Je dois aussi avouer que parfois, l’ampleur de ses projets m’a sidéré. Ainsi, lorsqu’il m’a montré la maquette de l’urbanisation de ce qui est devenu Ouaga 2.000 alors que ce site n’était encore que friches, dépôts d’ordures et de ferrailles, je me suis dit qu’il lui fallait une singulière audace pour oser entreprendre une telle opération. Mais il n’empêche que je me suis battu pied à pied avec les services parisiens qui entendaient implanter le bâtiment de la salle de conférences offerte à l’occasion du sommet France Afrique à tout autre endroit de la ville que la zone de Ouaga 2000, estimant qu’il ne fallait pas espérer voir y construire un jour cet ensemble utopique qui relevait, selon eux, de la manifestation d’un rêve du Président Compaoré. J’ai fini par gagner la partie et suis heureux maintenant, à chaque fois que je reviens au Burkina-Faso, de constater que j’avais été bien inspiré en choisissant le bon camp.

Mais, il est pour moi un autre défi, moins apparent que la belle réalisation architecturale de Ouaga 2.000 qui fait maintenant honneur à la capitale et qui m’angoisse. Il s’agit du devenir de ces milliers d’enfants que je rencontre en parcourant les villages disséminés au sein des grands espaces de cette brousse sahélienne aride. Je vois déjà en eux, alors qu’ils sont encore à un âge si touchant et rieur malgré le dénuement dans lequel ils vivent, tous les besoins élémentaires auxquels le pays devra répondre, à l’horizon d’un peu plus d’une décade, c’est-à-dire demain, lorsque devenus adultes ils exigeront toutes leurs places dans la société. Faute de quoi, sous les poussées de leurs attentes insatisfaites, la démocratie pourrait vaciller. Il me revient, à ce sujet, comment le Président Compaoré, que j’avais accompagné durant un séjour à Lyon, avait cloué le bec à un journaliste qui le titillait en lui posant des questions perfides sur les préoccupations des populations en matière de plénitude démocratique.

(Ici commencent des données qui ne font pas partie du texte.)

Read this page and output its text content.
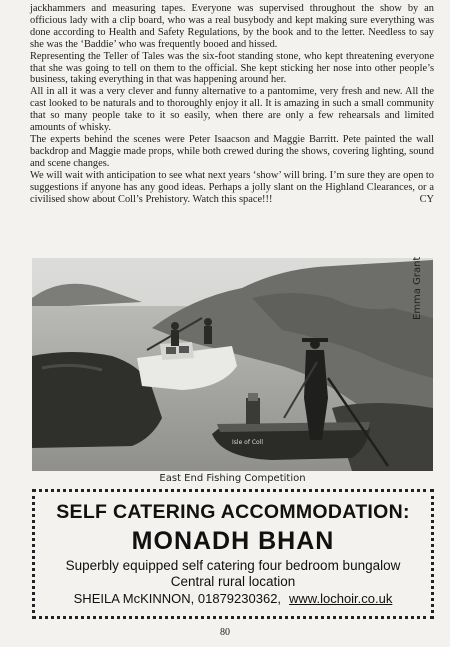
jackhammers and measuring tapes. Everyone was supervised throughout the show by an officious lady with a clip board, who was a real busybody and kept making sure everything was done according to Health and Safety Regulations, by the book and to the letter. Needless to say she was the ‘Baddie’ who was frequently booed and hissed.

Representing the Teller of Tales was the six-foot standing stone, who kept threatening everyone that she was going to tell on them to the official. She kept sticking her nose into other people’s business, taking everything in that was happening around her.

All in all it was a very clever and funny alternative to a pantomime, very fresh and new. All the cast looked to be naturals and to thoroughly enjoy it all. It is amazing in such a small community that so many people take to it so easily, when there are only a few rehearsals and limited amounts of whisky.

The experts behind the scenes were Peter Isaacson and Maggie Barritt. Pete painted the wall backdrop and Maggie made props, while both crewed during the shows, covering lighting, sound and scene changes.

We will wait with anticipation to see what next years ‘show’ will bring. I’m sure they are open to suggestions if anyone has any good ideas. Perhaps a jolly slant on the Highland Clearances, or a civilised show about Coll’s Prehistory. Watch this space!!!	CY

Isle of Coll
Emma Grant
East End Fishing Competition
SELF CATERING ACCOMMODATION:
MONADH BHAN
Superbly equipped self catering four bedroom bungalow
Central rural location
SHEILA McKINNON, 01879230362, www.lochoir.co.uk
80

Sachez, lui avait-il répondu que, pour bon nombre de burkinabé, le premier des soucis est d’avoir à manger tout au long de l’année pour eux et leurs familles car, ainsi que vous le savez, a-t-il ajouté, ventre affamé n’a plus d’oreille. Il est de fait qu’en matière de leçon de démocratie, les conseilleurs ne sont pas toujours les payeurs.

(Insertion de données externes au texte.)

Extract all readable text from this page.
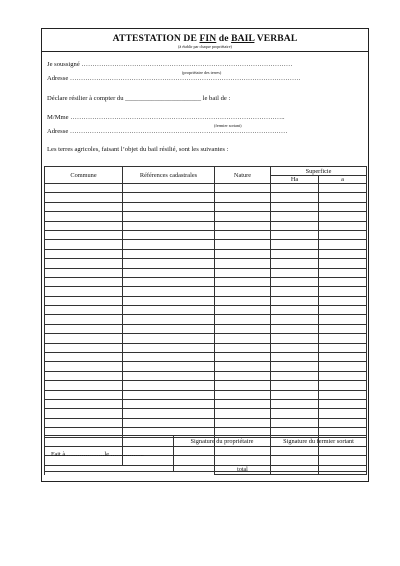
ATTESTATION DE FIN de BAIL VERBAL
(à établir par chaque propriétaire)
Je soussigné ……………………………………………………………………………………
(propriétaire des terres)
Adresse ……………………………………………………………………………………………
Déclare résilier à compter du _______________________ le bail de :
M/Mme ……………………………………………………………………………………..
(fermier sortant)
Adresse ………………………………………………………………………………………
Les terres agricoles, faisant l’objet du bail résilié, sont les suivantes :
Commune	Références cadastrales	Nature	Superficie	
			Ha	a

		total		
Fait à ………………le …………….	Signature du propriétaire	Signature du fermier sortant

C’est pourquoi la France, dont les relations avec le Burkina Faso sont scellées par l’histoire, se doit de soutenir ses aides au développement, facteurs de consolidation et de pérennisation d’un l’Etat de droit affirmé et qui émerge en tant que pays de référence sur la scène internationale. Je souhaite, aussi, qu’au sein d’une opinion publique occidentale quelque peu désabusée s’agissant de l’Afrique dans son ensemble, l’image de ce pays soit mieux distinguée et valorisée. C’est pourquoi je soutiens, avec conviction, le projet de développement des potentialités d’un tourisme à forte connotation culturelle afin de faire mieux connaître et apprécier à l’étranger les qualités humaines et les valeurs spirituelles de ce peuple si attachant.